Endologix Shares Fall on Catheter RecallDec 14, 2005 | AP Endologix Inc. shares fell Wednesday after the medical device maker said it could recall up to 35 catheters used to place a device for treating a weakness in the heart's largest artery.
The company said the limited recall affects Powerlink system catheters marketed in the United States. The devices are used to place a graft to treat abdominal aortic aneurysms, where the heart's largest artery weakens and risks rupturing. The company said it received three reports where the tip of the catheter became detached during surgery. Catheters in development and those marketed in Europe are of a different design and not affected by the recall.

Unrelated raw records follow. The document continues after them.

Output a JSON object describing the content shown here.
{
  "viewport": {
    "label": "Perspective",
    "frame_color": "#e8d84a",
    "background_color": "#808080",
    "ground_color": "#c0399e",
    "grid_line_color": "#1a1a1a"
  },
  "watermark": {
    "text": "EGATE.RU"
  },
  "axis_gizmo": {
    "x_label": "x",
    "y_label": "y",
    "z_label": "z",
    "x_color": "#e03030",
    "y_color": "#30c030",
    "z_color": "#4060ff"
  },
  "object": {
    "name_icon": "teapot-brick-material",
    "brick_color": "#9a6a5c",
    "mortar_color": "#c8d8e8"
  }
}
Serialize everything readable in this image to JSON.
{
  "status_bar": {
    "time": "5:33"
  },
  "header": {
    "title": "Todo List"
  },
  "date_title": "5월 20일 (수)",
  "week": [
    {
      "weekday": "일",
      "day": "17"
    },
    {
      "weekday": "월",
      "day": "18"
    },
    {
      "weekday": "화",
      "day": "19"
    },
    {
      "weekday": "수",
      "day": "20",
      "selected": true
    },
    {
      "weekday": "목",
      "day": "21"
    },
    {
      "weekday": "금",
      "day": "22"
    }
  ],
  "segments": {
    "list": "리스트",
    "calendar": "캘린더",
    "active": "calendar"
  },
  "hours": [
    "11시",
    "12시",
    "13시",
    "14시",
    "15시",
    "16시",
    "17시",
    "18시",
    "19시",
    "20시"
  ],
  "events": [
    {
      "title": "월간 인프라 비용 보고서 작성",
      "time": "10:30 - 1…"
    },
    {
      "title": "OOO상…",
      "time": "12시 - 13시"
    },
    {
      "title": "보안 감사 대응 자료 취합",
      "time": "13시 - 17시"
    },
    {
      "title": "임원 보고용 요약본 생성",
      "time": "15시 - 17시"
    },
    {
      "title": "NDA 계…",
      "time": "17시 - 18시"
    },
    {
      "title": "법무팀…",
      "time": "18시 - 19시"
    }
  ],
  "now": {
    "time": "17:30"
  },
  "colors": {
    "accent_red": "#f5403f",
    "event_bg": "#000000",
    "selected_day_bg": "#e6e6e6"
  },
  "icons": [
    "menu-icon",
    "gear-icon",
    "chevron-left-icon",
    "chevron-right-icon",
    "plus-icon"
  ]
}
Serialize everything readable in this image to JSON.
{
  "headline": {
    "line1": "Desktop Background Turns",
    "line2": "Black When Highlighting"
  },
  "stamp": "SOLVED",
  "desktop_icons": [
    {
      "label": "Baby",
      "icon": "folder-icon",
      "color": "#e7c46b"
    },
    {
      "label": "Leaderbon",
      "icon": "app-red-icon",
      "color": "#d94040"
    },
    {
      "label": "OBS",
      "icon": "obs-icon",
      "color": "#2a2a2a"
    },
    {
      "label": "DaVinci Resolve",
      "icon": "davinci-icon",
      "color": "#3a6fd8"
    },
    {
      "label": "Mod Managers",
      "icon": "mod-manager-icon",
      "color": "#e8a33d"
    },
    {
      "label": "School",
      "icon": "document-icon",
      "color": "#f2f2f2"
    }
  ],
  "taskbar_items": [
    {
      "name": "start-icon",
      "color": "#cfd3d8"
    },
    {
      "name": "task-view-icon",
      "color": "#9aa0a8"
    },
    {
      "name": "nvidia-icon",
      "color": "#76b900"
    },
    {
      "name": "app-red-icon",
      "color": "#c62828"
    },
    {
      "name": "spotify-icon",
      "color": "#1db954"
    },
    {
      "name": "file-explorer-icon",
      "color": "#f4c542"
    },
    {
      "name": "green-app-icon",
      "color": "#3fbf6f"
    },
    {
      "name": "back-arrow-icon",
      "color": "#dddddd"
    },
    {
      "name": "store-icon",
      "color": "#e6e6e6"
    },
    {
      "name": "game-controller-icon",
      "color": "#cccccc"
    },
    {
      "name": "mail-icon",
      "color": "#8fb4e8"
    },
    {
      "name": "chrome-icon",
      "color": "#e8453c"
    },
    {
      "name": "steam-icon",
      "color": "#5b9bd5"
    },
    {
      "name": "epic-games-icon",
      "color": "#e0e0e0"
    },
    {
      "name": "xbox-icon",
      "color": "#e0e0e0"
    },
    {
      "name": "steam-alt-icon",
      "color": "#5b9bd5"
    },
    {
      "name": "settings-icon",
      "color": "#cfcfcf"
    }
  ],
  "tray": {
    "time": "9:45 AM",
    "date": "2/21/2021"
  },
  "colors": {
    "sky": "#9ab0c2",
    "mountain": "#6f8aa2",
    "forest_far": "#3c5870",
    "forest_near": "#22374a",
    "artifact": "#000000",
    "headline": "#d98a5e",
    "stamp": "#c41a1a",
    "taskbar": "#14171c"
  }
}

Paul McCormick, an Endologix spokesman, said the company has sold from 350 to 400 of the catheters in the United States since their launch in January. He said about 35 catheters are now out at hospitals and the company is aggressively testing all lots of finished catheters in inventory, to see which ones pass muster in order to keep supplies available.
The Food and Drug Administration classified the action as a Class II recall, meaning the device could cause a temporary or reversible adverse event. The company said it is working with the FDA on the recall.
The company said it expects to take a one-time charge of about $700,000 to $800,000 in the current quarter as a result.
Endologix shares fell 46 cents, or 7.3 percent, to $5.70 after being halted briefly during afternoon trading on the Nasdaq. Shares have traded between $4 and $7.24 over the past 52 weeks.